Information Technology Reference
In-Depth Information
4.2
How General Is Our Approach?
One way to look at the generality of the idea of starting with a description of
the required phenomena and then deriving the specification of the inner system
is to reconsider the scope of the sluice gate system.
Sections 2 and 3 above focus on a requirement restricted to the gate position.
This view could be broadened:
- If the requirement were to deliver a certain flow of water, we would have to
make assumptions about the available water flow. 11
- A yet wider system might be concerned with the humidity of the soil in
the fields being irrigated, leading to assumptions about the weather, plant
physiology and the effects of irrigation.
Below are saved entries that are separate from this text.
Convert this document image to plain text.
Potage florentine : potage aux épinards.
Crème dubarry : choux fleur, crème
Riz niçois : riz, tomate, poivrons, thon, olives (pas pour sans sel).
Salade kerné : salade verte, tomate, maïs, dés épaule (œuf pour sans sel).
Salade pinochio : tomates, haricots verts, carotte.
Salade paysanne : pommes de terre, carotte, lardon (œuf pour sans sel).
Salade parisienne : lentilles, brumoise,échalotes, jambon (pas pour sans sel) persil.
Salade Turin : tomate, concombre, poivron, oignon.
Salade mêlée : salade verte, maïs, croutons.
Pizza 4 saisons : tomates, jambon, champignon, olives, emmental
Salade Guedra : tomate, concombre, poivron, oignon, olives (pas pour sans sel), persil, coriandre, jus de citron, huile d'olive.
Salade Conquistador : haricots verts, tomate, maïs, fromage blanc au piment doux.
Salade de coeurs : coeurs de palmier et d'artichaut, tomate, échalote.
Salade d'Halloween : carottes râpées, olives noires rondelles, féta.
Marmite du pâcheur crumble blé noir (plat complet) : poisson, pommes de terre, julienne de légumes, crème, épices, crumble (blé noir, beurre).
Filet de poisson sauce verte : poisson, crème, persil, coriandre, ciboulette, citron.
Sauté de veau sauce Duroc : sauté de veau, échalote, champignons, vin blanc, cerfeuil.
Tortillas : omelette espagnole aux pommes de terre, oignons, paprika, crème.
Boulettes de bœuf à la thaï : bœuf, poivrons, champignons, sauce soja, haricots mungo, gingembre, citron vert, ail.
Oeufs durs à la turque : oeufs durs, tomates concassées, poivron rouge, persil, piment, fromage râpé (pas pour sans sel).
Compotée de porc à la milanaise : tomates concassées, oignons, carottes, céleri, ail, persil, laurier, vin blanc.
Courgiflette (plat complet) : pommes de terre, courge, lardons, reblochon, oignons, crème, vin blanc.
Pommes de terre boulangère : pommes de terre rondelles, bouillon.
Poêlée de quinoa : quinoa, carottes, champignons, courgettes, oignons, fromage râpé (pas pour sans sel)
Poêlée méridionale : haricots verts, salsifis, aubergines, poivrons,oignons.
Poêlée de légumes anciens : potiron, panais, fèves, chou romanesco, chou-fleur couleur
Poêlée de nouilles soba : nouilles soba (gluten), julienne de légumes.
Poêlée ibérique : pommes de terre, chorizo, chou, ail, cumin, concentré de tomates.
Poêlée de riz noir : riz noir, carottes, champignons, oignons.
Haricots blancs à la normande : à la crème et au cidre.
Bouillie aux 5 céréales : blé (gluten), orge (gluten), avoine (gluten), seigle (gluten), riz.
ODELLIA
- A requirement to maximise farm profits would lead to assumptions about
a wide range of factors including prices and even (in Europe) the Common
Agricultural Policy.
The responsibilities and authority of the customer were both assumed to be
bounded by the sluice gate itself and its stipulated operation. The effects of the
irrigation schedule on the crops and and the farm profits were firmly outside
our scope. 12 But the ability to force attention on the assumptions being made
appears to be a major advantage of our method.
The Sluice Gate problem has proved to be stimulating and we have tried to
expose the issues it has thrown up rather than modify the problem to fit our
evolving method. For example, the third author has on occasions played the
role of our customer and has always refused requests to acquire new sensors to
simplify the task of specifying and implementing the system.
There are, of course, many other dependability issues which could be consid-
ered. Examples include: the power supply to the motor; the maximum load of
the motor; and the running state revolutions per minute. While we believe that
such points do not bring in fundamentally different technical requirements, they
should be categorised as an indication that nothing has been hidden.
Outside the sluice gate system we (and others) have already experimented
with this technique on other examples (e.g. [Col06]). The “Dependability IRC”
project (see www.dirc.org.uk) considers computer-based systems whose depend-
ability relies critically on human (as well as the mechanical) components. A first
indication of extensions in this direction was given by one of the current authors
in an invited talk to the DSVIS-05 event in July 2005.
One of the referees of [HJJ03] raised the interesting point of the “evolvability”
of a system. The authors agree that this is an important issue; evolution is in fact
a major strand of work within the Dependability IRC (see [BGJ06, Chapter 3]).
11
This would, furthermore, force us to record assumptions about the flow of water
while the gate is moving.
12
There is also a technical argument for narrowing, rather than widening, the scope
of the system to be considered: one might question any set of assumptions which
referred to widely disparate phenomena.